SON EKLENENLER

KİMDİR BU YILDIRIM DEMİRCİ?

Eğitim Bir Sen'in kurucularından Pendik İlçe Milli Eğitim Müdürlüğü Şube Müdürü Yıldırım Demirci, Eğitim-Bir-Sen yöneticilerini hedef göstererek sosyal medya hesaplarından yaptığı asılsız iddialar nedeniyle EBS Genel Kurulu Tarafından sendikadan ihraç edilmişti. İhraç edilmesinin ardından EBS yöneticilerini hedef almaya devam eden Yıldırım Demirci Tanıl Karakuş Tarafından sert şekilde eleştirildi.
24 Eylül 2023 20:22

İşte Tanıl Karakuş kaleminden Yıldırım Demirci yazısı:

Siyaset ve sendika çevrelerinde çok yol ayrılıkları gördü bu ülke. Ayrılıklar gördü, kavgalar gördü, dönmeler, dönekler gördü. Ancak böylesine vefasızlığı, kadir kıymet bilmezliği, hadsizliği ve seviyesizliği görmedi. İftiranın, yalanın, çarpıtmanın, hedef göstermenin de bir sınırı, seviyesi, izanı olmalıydı.
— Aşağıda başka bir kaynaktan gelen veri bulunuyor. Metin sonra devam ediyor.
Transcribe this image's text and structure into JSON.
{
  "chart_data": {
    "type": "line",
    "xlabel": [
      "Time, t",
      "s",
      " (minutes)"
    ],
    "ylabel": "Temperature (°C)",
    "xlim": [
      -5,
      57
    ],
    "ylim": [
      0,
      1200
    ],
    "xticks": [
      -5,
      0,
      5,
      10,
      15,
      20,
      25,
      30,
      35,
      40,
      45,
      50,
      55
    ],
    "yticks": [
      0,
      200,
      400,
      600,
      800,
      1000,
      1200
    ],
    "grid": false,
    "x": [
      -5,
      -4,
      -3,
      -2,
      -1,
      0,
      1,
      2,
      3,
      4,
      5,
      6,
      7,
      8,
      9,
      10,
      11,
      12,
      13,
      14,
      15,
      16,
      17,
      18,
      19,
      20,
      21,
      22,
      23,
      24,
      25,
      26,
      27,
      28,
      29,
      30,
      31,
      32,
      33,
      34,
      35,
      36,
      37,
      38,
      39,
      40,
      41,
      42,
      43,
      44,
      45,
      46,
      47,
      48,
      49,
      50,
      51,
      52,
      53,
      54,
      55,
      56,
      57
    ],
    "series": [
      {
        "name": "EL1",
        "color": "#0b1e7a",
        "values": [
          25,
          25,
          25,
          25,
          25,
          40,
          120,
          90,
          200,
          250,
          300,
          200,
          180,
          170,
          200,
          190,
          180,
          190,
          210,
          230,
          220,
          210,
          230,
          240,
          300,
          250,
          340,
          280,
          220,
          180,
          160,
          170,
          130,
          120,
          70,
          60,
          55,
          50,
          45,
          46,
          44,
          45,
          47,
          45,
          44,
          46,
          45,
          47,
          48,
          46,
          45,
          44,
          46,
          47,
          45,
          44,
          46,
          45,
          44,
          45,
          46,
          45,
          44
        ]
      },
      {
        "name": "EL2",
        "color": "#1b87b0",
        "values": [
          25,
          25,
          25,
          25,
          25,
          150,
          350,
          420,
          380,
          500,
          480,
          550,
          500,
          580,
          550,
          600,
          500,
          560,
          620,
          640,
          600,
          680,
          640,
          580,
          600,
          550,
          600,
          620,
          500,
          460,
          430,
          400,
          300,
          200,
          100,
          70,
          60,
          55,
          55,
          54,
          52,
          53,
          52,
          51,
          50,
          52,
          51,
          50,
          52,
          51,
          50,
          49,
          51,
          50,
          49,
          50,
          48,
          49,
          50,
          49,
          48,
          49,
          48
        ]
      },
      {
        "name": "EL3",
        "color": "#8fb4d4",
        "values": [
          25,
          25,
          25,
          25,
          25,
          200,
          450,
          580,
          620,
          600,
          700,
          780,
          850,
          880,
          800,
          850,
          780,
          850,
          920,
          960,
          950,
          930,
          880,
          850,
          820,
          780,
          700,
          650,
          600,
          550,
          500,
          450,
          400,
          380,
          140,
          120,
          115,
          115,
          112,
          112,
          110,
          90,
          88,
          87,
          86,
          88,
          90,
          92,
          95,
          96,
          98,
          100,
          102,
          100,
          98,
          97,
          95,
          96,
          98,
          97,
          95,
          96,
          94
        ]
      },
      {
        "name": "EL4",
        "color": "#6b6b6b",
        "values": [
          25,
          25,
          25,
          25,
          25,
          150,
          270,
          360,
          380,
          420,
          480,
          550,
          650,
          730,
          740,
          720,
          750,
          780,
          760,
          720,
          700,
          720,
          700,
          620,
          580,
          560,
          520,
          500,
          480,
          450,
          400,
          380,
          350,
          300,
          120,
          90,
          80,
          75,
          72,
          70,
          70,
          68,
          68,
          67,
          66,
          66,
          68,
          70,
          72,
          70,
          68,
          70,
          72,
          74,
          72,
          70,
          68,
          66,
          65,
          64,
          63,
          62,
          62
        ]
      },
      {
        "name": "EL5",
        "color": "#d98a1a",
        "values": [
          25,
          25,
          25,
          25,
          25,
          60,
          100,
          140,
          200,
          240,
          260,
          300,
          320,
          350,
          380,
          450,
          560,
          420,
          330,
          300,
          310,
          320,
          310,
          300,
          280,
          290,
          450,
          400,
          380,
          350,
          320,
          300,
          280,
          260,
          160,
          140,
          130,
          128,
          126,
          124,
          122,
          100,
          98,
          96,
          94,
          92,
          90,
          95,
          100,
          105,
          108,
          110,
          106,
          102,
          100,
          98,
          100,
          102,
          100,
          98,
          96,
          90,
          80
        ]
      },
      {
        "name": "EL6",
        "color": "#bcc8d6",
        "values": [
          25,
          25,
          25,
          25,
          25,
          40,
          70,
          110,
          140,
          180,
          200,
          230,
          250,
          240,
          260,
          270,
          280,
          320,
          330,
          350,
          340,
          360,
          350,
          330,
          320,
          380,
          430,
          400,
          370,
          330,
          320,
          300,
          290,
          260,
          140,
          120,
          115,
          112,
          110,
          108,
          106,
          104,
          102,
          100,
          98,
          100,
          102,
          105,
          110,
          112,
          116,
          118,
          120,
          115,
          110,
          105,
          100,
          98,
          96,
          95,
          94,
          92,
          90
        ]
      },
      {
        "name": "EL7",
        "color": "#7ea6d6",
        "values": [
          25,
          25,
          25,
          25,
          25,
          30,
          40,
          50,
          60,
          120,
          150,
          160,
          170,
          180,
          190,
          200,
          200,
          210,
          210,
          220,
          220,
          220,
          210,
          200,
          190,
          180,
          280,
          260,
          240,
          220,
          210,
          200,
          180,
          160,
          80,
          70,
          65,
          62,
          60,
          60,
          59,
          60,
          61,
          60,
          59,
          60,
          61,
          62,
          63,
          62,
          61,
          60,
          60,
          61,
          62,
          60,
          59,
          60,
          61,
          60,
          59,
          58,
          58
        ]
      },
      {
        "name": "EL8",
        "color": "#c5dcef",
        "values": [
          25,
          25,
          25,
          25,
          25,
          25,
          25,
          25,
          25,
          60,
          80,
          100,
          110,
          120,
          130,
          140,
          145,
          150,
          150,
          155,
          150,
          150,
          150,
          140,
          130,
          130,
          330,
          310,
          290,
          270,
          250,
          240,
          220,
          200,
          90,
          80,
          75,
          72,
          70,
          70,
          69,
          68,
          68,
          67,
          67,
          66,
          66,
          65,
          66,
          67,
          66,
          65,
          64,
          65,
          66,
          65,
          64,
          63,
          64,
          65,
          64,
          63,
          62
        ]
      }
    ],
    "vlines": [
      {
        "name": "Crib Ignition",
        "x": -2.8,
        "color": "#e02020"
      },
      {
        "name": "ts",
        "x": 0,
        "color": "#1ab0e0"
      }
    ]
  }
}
Kimdir bu Yıldırım Demirci? Yıldırım Demirci, yazdıklarından da anlaşıldığı gibi kimsenin olmadığı zamanlarda, kuruluş günlerinde rahmetli M. Akif İnan’ın Tuzla temsilciliğini kurmakla görevlendirdiği kişi. Anlaşılan o ki “kimse yokken” verilen bu geçici görevlendirmenin bedelini, yıllar içinde sendika yöneticileri Yıldırım Demirci’ye bir türlü ödeyememiş!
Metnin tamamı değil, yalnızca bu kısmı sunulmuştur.